Lydia Blakeley, Set Adrift on Memory Bliss, 2018. Oil on canvas, metal, teak, solid silicon cord and postcode. 
Image courtesy of the artist.

Every artist's work in the show captures the eye and the imagination in their own ways; Oliver Durcan's small-scale series 'Exit Entry' sees the artist reinventing rather cliche photographs taken by holidaymakers out of plane windows before transcribing them into delicate, beautiful paintings. When we take these photographs as we fly over beautiful planes and landscapes, we feel as if they capture the moment of excitement perfectly with a hint of the sublime; however once they're posted to Instagram, they have lost their original meaning, that seemingly unique sentiment. Durcan's paintings, on the other hand, seem to somehow flip this idea on its head: context and original source imagery aside, they are simply beautiful to look at. The gallery's press release states how "tourism is...led by our desire to discover dream destinations and experience the authentic" and Durcan's paintings present this non-place that is potentially the closest we get to the dream we are sold in tourist packages. Open, uninhabited spaces far above civilisation and laws, where all there is to observe are the cyclical movements of nature.

Oliver Durcan, Exit Entry, 2018. Oil on aluminium panel.
Image courtesy of the artist.

As mentioned, the Enclave Lab space is rather small, but this is so rarely an issue for curators with a clear vision and strong artist contacts to make their ideas come to life. It is with this in mind that I have to say that the framing for Paula Pinho Martins Nacif's three-channel video installation 'Fantasy at the Beach' is set up perfectly and once again it does not take any complex, elitist analysis to understand how the piece contributes to the theme of the exhibition. 'Fantasy at the Beach' is an examination of exoticism in the tourism industry, marked with a black woman dancing on a pole on the middle, always maintaining eye contact with the viewer and regularly smiling as perhaps the ultimate example of an Othering gaze. 'Look-but-don't-touch' is certainly an element of tourism, whereby no one truly gets authentic perspective on their surroundings, or indeed the communities; encounter new lands at face value, then go home. Symbolism is strong in this work, as is its aesthetic of early-2000s websites and early social media (the now-defunct Piczo springs to mind). Images on all three screens are constantly moving, whether sparkly palm trees or GIFs of falling dollar bills; the movements are so repetitive that they become dull, yet the viewer remains transfixed.

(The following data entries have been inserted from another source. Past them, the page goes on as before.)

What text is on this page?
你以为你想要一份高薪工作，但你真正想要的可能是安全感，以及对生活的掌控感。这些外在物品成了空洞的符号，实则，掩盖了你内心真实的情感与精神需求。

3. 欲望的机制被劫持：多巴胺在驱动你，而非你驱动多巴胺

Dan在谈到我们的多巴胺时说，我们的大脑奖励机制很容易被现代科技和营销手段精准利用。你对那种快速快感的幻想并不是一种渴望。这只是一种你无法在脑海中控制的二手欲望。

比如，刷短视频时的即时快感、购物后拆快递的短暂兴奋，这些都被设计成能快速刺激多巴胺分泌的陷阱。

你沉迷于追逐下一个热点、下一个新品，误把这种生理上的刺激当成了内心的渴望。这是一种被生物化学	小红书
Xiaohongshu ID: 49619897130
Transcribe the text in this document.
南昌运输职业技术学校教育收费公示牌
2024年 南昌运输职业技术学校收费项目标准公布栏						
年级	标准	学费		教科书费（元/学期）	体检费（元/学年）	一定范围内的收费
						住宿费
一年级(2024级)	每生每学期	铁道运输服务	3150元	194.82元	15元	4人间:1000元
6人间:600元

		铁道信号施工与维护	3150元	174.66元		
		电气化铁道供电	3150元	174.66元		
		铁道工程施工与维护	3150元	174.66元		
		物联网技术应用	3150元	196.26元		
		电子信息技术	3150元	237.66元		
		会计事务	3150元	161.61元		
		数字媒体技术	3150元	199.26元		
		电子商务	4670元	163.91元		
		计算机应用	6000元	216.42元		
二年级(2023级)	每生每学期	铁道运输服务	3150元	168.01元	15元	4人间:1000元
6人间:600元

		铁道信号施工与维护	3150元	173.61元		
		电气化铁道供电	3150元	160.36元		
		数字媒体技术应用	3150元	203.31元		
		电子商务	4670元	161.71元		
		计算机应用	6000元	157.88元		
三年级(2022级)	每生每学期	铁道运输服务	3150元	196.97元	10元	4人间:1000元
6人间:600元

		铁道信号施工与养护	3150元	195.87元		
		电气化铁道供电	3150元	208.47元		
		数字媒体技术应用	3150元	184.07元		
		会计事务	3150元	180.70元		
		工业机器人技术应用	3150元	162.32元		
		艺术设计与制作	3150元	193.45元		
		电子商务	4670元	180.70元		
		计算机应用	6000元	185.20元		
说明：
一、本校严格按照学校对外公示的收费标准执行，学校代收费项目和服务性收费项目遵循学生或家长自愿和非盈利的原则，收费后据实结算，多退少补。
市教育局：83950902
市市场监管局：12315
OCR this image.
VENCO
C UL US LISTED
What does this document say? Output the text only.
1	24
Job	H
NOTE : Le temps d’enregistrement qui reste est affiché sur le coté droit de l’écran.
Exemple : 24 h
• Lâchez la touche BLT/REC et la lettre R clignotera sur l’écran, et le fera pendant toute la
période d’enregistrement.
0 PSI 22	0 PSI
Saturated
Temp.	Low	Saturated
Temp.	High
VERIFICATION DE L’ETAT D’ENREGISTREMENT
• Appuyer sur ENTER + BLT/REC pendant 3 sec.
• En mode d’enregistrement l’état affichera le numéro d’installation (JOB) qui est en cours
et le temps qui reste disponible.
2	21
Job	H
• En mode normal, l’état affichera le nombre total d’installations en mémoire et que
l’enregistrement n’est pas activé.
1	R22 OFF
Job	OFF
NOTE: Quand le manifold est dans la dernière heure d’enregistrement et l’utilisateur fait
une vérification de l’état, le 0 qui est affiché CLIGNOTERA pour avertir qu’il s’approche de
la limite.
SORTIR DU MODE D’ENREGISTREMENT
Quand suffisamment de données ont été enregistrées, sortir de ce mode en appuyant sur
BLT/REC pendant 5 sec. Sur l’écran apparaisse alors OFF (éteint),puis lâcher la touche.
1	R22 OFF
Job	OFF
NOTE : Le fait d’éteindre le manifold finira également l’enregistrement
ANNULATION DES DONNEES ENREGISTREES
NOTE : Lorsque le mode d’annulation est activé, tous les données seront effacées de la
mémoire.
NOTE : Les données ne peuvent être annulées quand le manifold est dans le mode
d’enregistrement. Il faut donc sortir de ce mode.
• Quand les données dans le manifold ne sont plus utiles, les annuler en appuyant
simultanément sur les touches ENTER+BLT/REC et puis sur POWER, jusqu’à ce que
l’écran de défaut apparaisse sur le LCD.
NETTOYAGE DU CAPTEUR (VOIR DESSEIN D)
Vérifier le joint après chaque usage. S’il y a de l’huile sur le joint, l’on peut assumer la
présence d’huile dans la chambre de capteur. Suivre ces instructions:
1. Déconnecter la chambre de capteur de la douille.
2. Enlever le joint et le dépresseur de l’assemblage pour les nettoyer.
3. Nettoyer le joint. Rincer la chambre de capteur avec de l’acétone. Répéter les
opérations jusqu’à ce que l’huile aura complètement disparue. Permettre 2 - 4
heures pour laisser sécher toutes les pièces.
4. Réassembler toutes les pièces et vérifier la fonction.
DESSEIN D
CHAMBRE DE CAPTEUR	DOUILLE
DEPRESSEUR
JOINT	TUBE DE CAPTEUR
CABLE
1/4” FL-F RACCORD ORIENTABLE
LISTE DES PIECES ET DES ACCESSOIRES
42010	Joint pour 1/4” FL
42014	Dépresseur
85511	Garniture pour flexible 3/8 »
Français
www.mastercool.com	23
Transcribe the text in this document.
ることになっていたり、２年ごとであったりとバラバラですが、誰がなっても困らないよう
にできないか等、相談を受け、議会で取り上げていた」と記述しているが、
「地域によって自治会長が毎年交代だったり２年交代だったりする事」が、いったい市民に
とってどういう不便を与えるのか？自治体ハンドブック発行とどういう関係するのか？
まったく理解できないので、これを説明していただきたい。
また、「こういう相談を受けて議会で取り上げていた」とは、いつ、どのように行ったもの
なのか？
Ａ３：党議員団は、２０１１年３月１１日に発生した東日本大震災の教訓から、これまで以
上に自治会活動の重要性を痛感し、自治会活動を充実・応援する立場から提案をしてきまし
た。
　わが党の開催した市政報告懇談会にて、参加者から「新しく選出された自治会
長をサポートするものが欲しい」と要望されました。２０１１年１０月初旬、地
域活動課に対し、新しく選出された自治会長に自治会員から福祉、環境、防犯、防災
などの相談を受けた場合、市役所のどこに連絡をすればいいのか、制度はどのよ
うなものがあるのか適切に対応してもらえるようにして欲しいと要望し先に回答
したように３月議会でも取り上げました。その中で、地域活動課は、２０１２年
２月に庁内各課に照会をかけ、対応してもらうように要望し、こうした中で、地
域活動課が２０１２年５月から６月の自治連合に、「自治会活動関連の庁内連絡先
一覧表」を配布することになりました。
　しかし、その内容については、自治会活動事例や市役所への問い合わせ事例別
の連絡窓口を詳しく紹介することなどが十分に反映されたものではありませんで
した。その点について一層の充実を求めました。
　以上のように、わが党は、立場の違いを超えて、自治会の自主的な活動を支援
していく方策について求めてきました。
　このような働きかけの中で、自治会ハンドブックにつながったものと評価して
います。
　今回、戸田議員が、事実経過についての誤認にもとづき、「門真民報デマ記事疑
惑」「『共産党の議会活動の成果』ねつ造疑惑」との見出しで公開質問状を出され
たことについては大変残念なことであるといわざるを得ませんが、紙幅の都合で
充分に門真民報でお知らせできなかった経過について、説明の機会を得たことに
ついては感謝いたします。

Over the summer period, galleries are known to either close or throw together gallery artists under tenuous themes, so it is refreshing and inspiring to see small independent spaces enlisting strong curators and artists to present out of the ordinary themes. Lydia Blakeley's work is versatile yet precise and aesthetically pleasing in its delivery, with Oliver Durcan's paintings offering a light, delicate insight into the tourist mind and Paula Pinho Martins Nacif highlighting the exoticisation, and in some cases Orientalisation, of the tourist gaze in foreign lands, whether this is fetishising cultures, peoples, languages or symbols.